Du reste, la preuve est faite, aux Etats-Unis, que la fortune est accessible au pékin. Il suffit d’observer que les signes extérieurs de richesse y sont beaucoup moins ruineux que chez nous. Voyez par exemple le One 57, ce gratte-ciel de Manhattan bientôt achevé, qui sera l’adresse des milliardaires. C’est vrai qu’un penthouse dans les derniers étages coûte presque 100 millions de dollars – pour 1.259 m2, tout de même. Mais un appart modeste de 200 m2 vaut à peine plus de 20.000 euros le m2, ce qui reste très raisonnable pour l’adresse la plus prestigieuse de New York. Voilà qui démontre le talent des Américains pour « créer plus de capitalistes ». Ils maîtrisent parfaitement la stratégie du drongo, ce passereau africain passé maître dans l’art de la rapine. Ce drôle d’oiseau espionne les autres espèces à la recherche de leur nourriture ; quand elles ont trouvé un gisement, il imite le cri des prédateurs pour les faire fuir.
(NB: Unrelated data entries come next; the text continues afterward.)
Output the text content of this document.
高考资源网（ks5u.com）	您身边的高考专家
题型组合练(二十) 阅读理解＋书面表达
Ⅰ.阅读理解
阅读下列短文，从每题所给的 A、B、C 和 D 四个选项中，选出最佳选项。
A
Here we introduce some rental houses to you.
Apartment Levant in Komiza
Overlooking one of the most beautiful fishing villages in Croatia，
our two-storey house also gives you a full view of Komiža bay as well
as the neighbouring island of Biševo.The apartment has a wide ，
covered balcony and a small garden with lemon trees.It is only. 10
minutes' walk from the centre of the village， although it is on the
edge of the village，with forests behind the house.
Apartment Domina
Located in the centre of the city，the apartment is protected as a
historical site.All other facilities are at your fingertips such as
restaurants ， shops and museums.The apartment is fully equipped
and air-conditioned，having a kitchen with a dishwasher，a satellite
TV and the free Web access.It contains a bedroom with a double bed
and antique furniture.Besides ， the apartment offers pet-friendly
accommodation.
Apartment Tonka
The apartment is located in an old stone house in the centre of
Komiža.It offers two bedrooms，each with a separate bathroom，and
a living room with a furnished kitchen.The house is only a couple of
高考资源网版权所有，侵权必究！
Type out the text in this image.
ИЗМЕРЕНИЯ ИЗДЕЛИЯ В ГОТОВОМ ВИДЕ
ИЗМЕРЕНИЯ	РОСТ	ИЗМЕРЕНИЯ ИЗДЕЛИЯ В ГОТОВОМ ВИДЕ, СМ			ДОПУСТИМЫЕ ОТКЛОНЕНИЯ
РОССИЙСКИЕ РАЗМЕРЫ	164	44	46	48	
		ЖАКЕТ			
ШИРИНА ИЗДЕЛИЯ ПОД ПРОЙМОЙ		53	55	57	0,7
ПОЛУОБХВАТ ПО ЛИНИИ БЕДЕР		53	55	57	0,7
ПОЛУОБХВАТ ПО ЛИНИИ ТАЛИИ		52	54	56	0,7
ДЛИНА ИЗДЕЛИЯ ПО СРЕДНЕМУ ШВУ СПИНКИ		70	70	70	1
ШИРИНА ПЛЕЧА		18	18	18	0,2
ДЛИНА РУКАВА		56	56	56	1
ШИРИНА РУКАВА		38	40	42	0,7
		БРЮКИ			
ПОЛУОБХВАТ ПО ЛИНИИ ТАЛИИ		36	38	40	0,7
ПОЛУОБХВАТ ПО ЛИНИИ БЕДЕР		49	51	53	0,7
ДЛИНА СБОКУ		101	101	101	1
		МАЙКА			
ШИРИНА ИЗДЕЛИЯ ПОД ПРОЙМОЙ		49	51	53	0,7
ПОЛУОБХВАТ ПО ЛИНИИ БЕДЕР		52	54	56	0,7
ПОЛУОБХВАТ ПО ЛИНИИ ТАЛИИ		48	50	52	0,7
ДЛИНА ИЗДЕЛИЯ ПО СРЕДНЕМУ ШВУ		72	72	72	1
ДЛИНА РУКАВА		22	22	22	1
Il peut alors se goinfrer en paix dans leur garde-à-manger. La technique s’appelle l’escroquerie à la pétoche.

La recette du jour

La fortune par espionnite

Vous cherchez depuis longtemps un moyen de faire fortune et vous n’avez toujours rien trouvé. Cessez de vous creuser les méninges et partez observer le drongo dans le désert du Kalahari. Il vous apprendra comment espionner les riches Américains. Et comment les dépouiller en leur flanquant la pétoche – par chantage ou devant les tribunaux.